Mrs Crawley and the girls agreed with me, for the official directions saved them a world of trouble. They wanted to go down to Portsmouth in a body and see him off, but he begged them not.

“I had sooner say good-bye here, Mother,” he said, “if you don’t mind. There’s a detachment, and I shall have my men to look after, and if I am with you I shall be bothered. And, well, you know, parting is a melancholy sort of business, and it is better to get it over in private, don’t you think?”

Mrs Crawley saw wisdom in her son’s words, and yielded with a sigh, for she yearned to see the very last of him. Ah! we do not half value the love of our mothers until we miss it, and the opportunity for making any return is gone for ever. It seems such a matter of course, like the sun shining, which no one troubles to be grateful for. But if the sun went out.

Well, it was a painful business—a good deal worse than a visit to the dentist’s—that morning’s breakfast, with the table crowded with his favourite dainties, which he could not swallow. And then the final parting, when all the luggage was piled on the cab. It was a relief when it was over, and he found himself alone and trying to whistle. Even now, as he stowed the smaller articles in the carriage, he had a great lump in his throat.

The guard began shutting the doors, so he got in, and as he had fellow-passengers it was necessary to look indifferent, and as if he were accustomed to long journeys. The train moved out of the station and he found several things to distract his thoughts. Presently on the right they passed the Wimbledon Lawn-tennis Grounds, and he thought of a wonderful rally he had seen there between Renshaw and Lawson. Then further on they came to Sandown on the left, where a steeple-chase was in progress. The horses were approaching the water jump, and the travellers put down their newspapers and crowded to the window.

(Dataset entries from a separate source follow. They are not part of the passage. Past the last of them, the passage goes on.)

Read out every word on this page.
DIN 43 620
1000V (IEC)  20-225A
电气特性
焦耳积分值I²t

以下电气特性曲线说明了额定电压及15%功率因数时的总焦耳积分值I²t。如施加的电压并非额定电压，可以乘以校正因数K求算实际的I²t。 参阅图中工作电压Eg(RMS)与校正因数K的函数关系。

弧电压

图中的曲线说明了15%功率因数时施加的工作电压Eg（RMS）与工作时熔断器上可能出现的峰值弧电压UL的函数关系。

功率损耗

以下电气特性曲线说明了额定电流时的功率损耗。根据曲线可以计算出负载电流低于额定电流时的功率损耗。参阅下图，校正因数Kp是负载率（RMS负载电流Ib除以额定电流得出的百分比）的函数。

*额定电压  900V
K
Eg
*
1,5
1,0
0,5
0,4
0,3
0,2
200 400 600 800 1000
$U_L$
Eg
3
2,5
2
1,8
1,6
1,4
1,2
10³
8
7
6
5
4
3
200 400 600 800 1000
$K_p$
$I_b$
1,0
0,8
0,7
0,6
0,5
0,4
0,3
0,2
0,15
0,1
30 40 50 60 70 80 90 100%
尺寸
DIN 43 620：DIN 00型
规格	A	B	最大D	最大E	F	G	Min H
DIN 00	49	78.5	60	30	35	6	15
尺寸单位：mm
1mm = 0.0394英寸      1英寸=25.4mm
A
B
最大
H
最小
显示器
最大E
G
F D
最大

“Something in Tom Cannon’s colours leading; he’s over. That thing of Lord Marcus is pulling hard. By Jove he is down! No, he has picked him up again. Well ridden, sir!”

“Who is it up?”

“Why, Beresford himself. He will win, too, I think. Oh, hang it, I wish they would stop the train a moment!”

Everybody laughed at this, though it was provoking not to see them over the next fence; but the engine gave a derisive scream, and away they rushed to Farnborough.

“There’s Aldershot, and the Long Valley, and that Cocked Hat Wood. British generals would beat creation if they might only let their left rest on Cocked Hat Wood.”